"Beni aramadı seni mi aradı?" diye sordu sinirle soluyarak. Resmen çocuk gibiydi. Böyle bir şey yüzünden araları bozuk olabilirdi, tartışa bilirlerdi ancak aramamak kadar saçma bir şey olamazdı. Üstelik ağır şeyler söyleyen oyken.

"Sorun ne anlatmak ister misin?"

"Önemli bir şey değil. Bak anneanem sana sesleniyor, daha sana yedirecekleri var"

İçeriye girip, odaya geçtiğinde yatağa oturarak dizlerini karnına doğru çekti. En son bu odada Bulut'la kalmıştı ve onunla unutulmaz bir gece geçirmişti.

Gözünden bir damla yaş süzülürken, telefonunu çıkartarak ekrana baktı. Neden aramıyordu ki? Hem suçluydu hem de kendisini aramak yerine gidip Fırat'ı arıyordu. "Katır tam bir katır" dedi sinirle oflayarak.

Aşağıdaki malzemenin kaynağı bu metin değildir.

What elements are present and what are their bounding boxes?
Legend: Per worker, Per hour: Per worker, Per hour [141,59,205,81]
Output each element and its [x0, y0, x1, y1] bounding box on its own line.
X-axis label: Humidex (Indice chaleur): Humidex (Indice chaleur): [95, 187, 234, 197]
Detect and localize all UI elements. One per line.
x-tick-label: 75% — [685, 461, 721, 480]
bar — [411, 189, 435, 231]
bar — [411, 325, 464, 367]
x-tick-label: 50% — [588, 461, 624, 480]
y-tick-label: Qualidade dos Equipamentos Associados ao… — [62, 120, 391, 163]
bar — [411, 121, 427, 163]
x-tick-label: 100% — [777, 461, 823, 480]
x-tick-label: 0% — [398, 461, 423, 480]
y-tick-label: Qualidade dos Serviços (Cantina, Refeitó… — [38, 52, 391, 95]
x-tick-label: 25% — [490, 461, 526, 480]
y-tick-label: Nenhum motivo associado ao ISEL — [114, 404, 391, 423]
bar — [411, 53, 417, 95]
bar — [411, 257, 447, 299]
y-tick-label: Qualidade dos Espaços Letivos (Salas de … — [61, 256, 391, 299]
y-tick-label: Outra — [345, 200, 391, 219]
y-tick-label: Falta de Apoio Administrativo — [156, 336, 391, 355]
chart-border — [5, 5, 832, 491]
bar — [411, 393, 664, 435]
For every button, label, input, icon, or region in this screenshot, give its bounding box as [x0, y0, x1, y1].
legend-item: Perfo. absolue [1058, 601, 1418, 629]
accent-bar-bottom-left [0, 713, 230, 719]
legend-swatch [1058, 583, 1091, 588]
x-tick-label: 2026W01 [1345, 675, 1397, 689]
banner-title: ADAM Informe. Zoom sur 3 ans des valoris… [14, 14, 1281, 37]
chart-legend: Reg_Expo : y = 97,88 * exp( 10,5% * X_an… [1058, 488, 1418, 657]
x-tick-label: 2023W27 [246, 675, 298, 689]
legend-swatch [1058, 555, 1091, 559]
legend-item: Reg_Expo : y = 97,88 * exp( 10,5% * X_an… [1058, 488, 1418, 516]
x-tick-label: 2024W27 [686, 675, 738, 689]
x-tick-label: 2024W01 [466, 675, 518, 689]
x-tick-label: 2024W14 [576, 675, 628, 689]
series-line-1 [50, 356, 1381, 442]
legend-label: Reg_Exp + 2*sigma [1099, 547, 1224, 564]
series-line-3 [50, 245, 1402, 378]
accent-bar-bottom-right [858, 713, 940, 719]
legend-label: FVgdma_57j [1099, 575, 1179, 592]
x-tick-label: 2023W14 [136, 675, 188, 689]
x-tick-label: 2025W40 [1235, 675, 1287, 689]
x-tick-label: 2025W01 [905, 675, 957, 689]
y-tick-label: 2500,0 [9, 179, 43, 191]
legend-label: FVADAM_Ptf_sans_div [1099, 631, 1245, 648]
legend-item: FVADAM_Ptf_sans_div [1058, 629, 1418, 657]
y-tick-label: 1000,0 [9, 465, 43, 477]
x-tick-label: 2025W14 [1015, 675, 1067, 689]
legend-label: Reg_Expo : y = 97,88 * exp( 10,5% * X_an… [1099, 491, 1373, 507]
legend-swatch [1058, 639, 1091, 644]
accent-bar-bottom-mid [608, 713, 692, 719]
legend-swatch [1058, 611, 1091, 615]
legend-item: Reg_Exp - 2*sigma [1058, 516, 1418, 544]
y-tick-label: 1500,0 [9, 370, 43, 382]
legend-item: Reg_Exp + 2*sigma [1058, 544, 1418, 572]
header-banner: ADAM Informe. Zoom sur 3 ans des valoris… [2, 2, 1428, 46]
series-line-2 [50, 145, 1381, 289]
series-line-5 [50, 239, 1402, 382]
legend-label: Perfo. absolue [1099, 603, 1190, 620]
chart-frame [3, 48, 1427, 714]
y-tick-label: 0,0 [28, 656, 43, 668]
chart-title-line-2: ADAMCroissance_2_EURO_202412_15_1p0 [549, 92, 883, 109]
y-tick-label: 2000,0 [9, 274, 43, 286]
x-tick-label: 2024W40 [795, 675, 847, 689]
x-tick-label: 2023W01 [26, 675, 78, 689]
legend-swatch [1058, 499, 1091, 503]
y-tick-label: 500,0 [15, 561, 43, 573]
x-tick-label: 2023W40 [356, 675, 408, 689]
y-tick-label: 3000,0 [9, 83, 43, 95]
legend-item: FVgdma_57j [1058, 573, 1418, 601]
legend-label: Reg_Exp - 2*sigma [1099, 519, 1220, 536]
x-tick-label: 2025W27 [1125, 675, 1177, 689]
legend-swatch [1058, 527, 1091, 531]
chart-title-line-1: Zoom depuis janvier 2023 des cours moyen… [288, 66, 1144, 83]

Böyle olmak istemiyordu. Bulut'la böyle olunca kendisini hiçbir şekilde iyi hissetmiyordu. Kapı tıklatıldığında, Sahra kendisini toplayarak "Gel" dedi. Semiha hanım içeriye girdiğinde, elinde ki tabağı ve kaşığı uzattı.

"Bu sütlacı hiçbir yerde bulamazsun. Ye bakayum" Sahra buruk bir tebessümle sütlaçtan bir kaşık aldığında, saçlarına konulan öpücüklerle sıkıca kapattı gözlerini.

"Anlat bana kizum? Senin canini sikan nedur?"

Anlatsa belki biraz ferahlardı. Ama nasıl anlatacağını bilmiyordu ki. "Kocanla mu kavga ettun?"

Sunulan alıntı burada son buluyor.